Breggin argues that neuroleptic drugs (such as anti-psychotics and anti-depressants) are commonly creating harmful side-effects in the brain, often called "lethargic encephalitis." He asserts that pioneer researchers of these drugs knew about the potentially harmful effects, yet the drugs are still prescribed en masse. Breggin concluded that the drugs have, in essence, no curative value and "work" by creating neurological lethargy.

== Antidepressant epidemic discussion ==
The high intake of antidepressants in the modern age and their withdrawal effects continues to be debated. Mark Horowitz pointed that anti-depressants can create dependence and trying to quit them can be life-threatening for many people. Katharine Wallis wrote that: "the tide is turning, and there is growing awareness of the troubles people have coming off antidepressants". Many interviewed by The Guardian have affirmed that they went through "horrible side effects" by trying to quit ADs, and the newspaper argued this pointed to an under-reported silent epidemic.
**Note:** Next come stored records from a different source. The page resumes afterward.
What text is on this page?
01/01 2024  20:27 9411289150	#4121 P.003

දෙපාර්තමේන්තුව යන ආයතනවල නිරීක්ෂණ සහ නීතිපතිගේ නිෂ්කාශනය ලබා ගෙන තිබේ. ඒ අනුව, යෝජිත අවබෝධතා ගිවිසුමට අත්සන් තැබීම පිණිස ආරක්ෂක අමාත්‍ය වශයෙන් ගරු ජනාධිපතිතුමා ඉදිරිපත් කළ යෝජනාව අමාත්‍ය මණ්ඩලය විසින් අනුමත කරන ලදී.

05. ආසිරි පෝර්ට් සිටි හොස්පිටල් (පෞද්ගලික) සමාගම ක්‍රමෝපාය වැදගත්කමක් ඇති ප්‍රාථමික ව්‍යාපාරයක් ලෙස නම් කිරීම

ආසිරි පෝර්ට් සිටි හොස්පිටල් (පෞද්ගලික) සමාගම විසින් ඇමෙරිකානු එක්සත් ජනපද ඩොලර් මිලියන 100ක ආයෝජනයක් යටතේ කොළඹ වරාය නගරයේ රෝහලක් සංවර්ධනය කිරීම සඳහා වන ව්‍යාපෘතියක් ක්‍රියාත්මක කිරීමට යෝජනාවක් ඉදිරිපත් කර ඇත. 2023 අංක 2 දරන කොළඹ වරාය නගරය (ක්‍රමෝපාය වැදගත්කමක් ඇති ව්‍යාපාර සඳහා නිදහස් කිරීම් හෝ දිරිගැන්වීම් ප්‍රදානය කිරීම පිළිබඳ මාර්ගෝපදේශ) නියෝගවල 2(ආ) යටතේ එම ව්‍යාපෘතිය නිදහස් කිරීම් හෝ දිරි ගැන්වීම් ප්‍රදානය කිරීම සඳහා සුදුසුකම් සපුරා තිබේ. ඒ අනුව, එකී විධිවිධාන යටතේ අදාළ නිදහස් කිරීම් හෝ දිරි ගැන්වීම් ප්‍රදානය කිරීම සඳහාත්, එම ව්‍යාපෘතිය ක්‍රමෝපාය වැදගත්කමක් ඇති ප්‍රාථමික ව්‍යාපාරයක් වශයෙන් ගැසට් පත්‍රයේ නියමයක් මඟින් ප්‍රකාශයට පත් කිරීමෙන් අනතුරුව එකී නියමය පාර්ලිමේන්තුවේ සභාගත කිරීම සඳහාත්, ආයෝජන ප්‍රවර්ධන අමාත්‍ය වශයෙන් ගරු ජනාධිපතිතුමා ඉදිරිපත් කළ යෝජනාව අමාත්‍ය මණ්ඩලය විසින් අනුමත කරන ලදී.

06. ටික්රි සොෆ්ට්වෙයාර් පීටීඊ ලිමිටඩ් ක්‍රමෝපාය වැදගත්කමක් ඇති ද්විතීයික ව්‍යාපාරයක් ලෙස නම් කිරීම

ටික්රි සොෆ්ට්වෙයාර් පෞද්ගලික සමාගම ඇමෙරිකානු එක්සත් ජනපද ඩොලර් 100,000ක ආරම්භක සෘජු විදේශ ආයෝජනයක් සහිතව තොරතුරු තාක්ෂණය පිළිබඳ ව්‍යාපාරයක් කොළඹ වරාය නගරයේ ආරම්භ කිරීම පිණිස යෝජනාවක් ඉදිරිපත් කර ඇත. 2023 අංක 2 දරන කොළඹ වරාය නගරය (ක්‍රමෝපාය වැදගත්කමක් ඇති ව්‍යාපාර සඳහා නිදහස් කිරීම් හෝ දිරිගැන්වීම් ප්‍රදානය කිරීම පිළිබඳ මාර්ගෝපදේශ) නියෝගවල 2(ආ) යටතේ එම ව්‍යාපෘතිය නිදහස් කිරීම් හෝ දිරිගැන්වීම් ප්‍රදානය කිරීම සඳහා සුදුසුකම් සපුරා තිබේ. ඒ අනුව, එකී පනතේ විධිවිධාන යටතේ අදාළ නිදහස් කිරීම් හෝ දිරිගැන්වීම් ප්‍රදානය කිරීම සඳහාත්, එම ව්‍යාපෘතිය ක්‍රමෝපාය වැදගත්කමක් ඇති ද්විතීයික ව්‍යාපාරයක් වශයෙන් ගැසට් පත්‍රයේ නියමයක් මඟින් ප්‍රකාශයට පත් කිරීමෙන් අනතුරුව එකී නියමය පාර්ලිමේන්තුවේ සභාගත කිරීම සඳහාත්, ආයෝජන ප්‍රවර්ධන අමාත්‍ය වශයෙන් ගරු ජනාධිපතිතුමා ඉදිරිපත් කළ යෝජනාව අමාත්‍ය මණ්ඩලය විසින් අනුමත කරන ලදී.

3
== Criticism of the idea ==
Certain psychiatrists assert that there is no "epidemic" or "over-prescription" of psychiatric drugs. As is the case with anti-depressants, certain professionals, such as Ronald Pies, defend that, indeed, there are cases where the substances are prescribed too casually, sometimes for instances of normal stress or sadness. However, the actual quantity of AD consumption is, he argues, small, reaching 11% of the population older than 12 in the US.

Multiple leaders within the psychiatric community have affirmed that the growing consumption of psychiatric drugs is a normal phenomenon, given the progress of science and medicine in understanding and treating mental illness. One of the drugs in question is lithium, where experts such as Andrew Nierenberg insist is still the "gold standard of treatment" for bipolar disorder. He says that some side-effects can be expected, such as kidney problems, but the drug is still very effective in treating the illness, however.